Elizabeth Strout on Returning to Olive Kitteridge

July 29, 2019 0 By JohnValbyNation

Your story in this week’s issue, “Motherless Child,” revolves around Olive Kitteridge, who was the protagonist of your 2008 story collection, “Olive Kitteridge,” and will be the protagonist of a sequel, “Olive, Again,” which comes out this fall. What made you want to go back to Olive (or move forward with her)?

I never intended to return to Olive Kitteridge. I really thought I was done with her, and she with me. But a few years ago I was in a European city, alone for a weekend, and I went to a café, and she just showed up. That’s all I can say. She showed up with a force, the way she did the very first time, and I could not ignore her. This time, she was nosing her car into the marina, and I saw it so clearly—felt her so clearly—that I thought, Well, I should go with this.

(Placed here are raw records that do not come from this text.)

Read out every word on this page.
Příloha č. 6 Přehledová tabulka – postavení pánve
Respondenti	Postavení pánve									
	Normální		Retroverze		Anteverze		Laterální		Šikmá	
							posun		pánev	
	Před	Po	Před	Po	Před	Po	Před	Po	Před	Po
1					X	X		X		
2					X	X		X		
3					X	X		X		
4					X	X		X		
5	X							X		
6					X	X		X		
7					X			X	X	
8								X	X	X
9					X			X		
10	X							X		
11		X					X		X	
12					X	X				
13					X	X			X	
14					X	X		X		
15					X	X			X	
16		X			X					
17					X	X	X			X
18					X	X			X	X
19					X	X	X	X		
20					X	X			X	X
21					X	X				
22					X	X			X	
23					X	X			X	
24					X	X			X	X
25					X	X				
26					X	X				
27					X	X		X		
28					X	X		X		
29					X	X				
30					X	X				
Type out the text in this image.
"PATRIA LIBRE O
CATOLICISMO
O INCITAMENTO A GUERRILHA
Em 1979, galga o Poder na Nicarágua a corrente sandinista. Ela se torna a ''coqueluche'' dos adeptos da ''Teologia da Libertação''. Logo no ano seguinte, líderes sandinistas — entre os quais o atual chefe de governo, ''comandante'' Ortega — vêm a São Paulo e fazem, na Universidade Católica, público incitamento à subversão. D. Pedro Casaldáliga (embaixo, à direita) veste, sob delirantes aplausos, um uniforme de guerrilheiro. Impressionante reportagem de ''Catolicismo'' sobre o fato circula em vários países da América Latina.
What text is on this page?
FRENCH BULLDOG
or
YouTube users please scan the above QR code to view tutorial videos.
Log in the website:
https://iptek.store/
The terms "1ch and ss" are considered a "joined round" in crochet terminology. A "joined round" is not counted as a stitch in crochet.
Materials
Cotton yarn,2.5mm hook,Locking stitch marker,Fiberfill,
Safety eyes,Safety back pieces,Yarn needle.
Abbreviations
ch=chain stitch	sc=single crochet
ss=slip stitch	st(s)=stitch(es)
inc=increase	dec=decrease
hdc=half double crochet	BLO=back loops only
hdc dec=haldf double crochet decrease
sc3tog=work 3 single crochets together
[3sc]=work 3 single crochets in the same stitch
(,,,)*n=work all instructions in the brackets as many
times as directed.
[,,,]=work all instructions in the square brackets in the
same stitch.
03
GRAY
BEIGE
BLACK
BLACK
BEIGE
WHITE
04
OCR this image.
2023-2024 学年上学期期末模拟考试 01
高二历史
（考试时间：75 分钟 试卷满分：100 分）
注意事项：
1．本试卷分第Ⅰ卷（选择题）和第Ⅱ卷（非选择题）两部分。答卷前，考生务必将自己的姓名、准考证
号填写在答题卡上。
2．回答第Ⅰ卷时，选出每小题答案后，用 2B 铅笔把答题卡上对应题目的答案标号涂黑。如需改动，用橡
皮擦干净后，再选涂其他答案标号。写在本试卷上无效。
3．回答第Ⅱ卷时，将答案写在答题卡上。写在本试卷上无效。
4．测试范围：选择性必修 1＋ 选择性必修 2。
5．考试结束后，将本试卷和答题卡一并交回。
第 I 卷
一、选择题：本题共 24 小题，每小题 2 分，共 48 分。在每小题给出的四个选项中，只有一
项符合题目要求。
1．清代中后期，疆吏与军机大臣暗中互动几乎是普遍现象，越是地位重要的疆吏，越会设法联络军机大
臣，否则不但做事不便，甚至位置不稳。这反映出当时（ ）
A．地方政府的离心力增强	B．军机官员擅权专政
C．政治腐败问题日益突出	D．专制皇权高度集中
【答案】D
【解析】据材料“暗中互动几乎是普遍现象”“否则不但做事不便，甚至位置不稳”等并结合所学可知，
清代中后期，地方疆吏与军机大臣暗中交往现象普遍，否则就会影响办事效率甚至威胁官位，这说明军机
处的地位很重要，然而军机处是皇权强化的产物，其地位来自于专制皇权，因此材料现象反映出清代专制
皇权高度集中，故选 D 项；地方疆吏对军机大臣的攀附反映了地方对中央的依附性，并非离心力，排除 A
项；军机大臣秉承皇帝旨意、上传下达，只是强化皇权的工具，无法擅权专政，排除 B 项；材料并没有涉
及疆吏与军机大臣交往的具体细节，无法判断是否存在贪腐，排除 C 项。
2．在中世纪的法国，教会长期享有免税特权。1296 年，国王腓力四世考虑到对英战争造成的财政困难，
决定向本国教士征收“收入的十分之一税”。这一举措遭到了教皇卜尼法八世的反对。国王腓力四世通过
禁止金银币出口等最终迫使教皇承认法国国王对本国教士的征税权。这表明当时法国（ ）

“Olive Kitteridge” won the Pulitzer Prize, became a New York Times bestseller, and was adapted for a miniseries. Why do you think the book—and its idiosyncratic main character—hit such a chord with readers?

Here is the thing: I do not know why Olive Kitteridge has resonated so much with people. I have thought about it, and I do not know why. But one thought I’ve had is that she is very complicated—as most of us are—and her complications are so out there that perhaps people feel connected to her for that reason.

Olive isn’t always popular with the people she encounters or knows. Do you like her? Is understanding her the same as liking her?

I love Olive, but I made her. So I suppose I understand her as well as anyone can. But sometimes she makes me a little crazy. It’s an interesting question, and it brings to mind the saying that “to know all is to forgive all”—but I am not sure I agree with that completely.

“Motherless Child” involves a visit that Olive’s son, Christopher, and his family pay to Olive, after not having seen her for several years. Why is their relationship already so strained at the beginning of the story, and why is the visit so difficult for both of them?

Olive’s relationship with her son, Christopher, is strained because she is Olive. She was born Olive and became Olive. And Christopher was born Christopher and became Christopher. This has not been easy for either of them. Olive is anxious about the visit and, therefore, she is feeling defensive, which she often feels. And she thinks that Ann and her children do not greet her with any enthusiasm and she does not like this.

Why do you think Christopher reacts so badly to the news of Olive’s impending marriage?

Christopher loved his father, Henry. And Christopher—as Ann points out in the story—is not always fully an adult. This news brings out the child in him, as though his father were being replaced.

At the end, Olive questions how she has been as a mother and thinks of Christopher as a “motherless child.” Do you think she failed him in some crucial way?

Olive has failed Christopher in many ways, as parents often do unwittingly.

Olive lives her life in a fictional town in Maine, the state where you grew up and still live some of the time. Do you think that Olive would be Olive if she lived anywhere else? What makes that part of the country such fertile territory for you as a fiction writer?

Olive—my Olive—would not be Olive if she lived anywhere but Maine; she is like a barnacle clinging to the rock of the place. I write about people like Olive because I have known them intimately all my life. There is a certain kind of Maine-ness to Maine, and while the people in Maine may be universal in their longings and their disappointments and their joys, the particularities of Maine are things I know well.

“Olive, Again” picks up where “Olive Kitteridge” left off. Do you think Olive will come to you again and make you write a prequel—Olive in her youth?

I have no intention of writing a prequel with Olive as a younger woman. I really do think my days with her are done. But how do I know? She showed up before—twice—and theoretically she could, God forbid, show up again.